Nos anos sessenta, após já ter diversos recordes estabelecidos na Oceania, Munro partiu para conquistar a América com sua Munro Special, rumo a Bonneville, a Meca da Velocidade.

Burt e a Munro Special, quando recebeu o saquinho de dinheiro em Bonneville

Nas suas tentativas no deserto, Burt conseguiu em 1962 o assombroso recorde de 178,97 mph (288 km/h) na categoria até 850 cm³ na prova da milha lançada. Neste tempo, este era um dos primeiros estágios do aumento de capacidade que ele fez no motor da velha Indian.

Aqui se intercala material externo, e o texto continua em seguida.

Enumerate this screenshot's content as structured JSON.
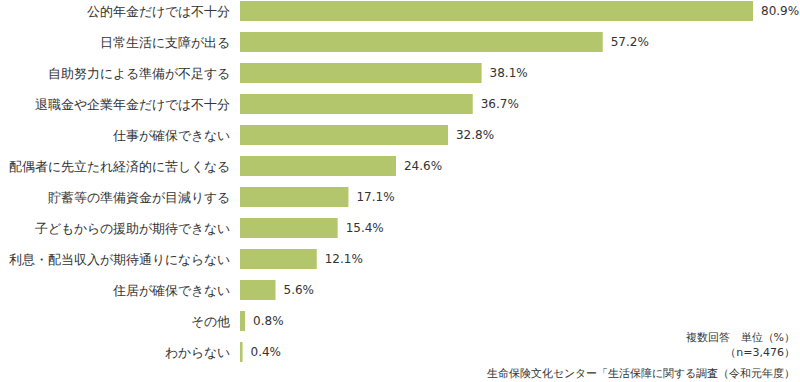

Contam os relatos que Burt quase não pode participar do evento em Bonneville, pois não havia feito inscrição antecipada. Na sua terra, os participantes das corridas apenas apareciam no dia do evento, colocavam suas motos na reta e aceleravam. Depois de algumas conversas com pilotos mais experientes e simpatizantes da causa, os organizadores liberaram a participação daquele estrangeiro maluco de 60 anos. Os fiscais de segurança da prova fingiram que não viram como a Munro Special era construída, e como ele assumira total responsabilidade sobre seus atos, “deixaram passar”.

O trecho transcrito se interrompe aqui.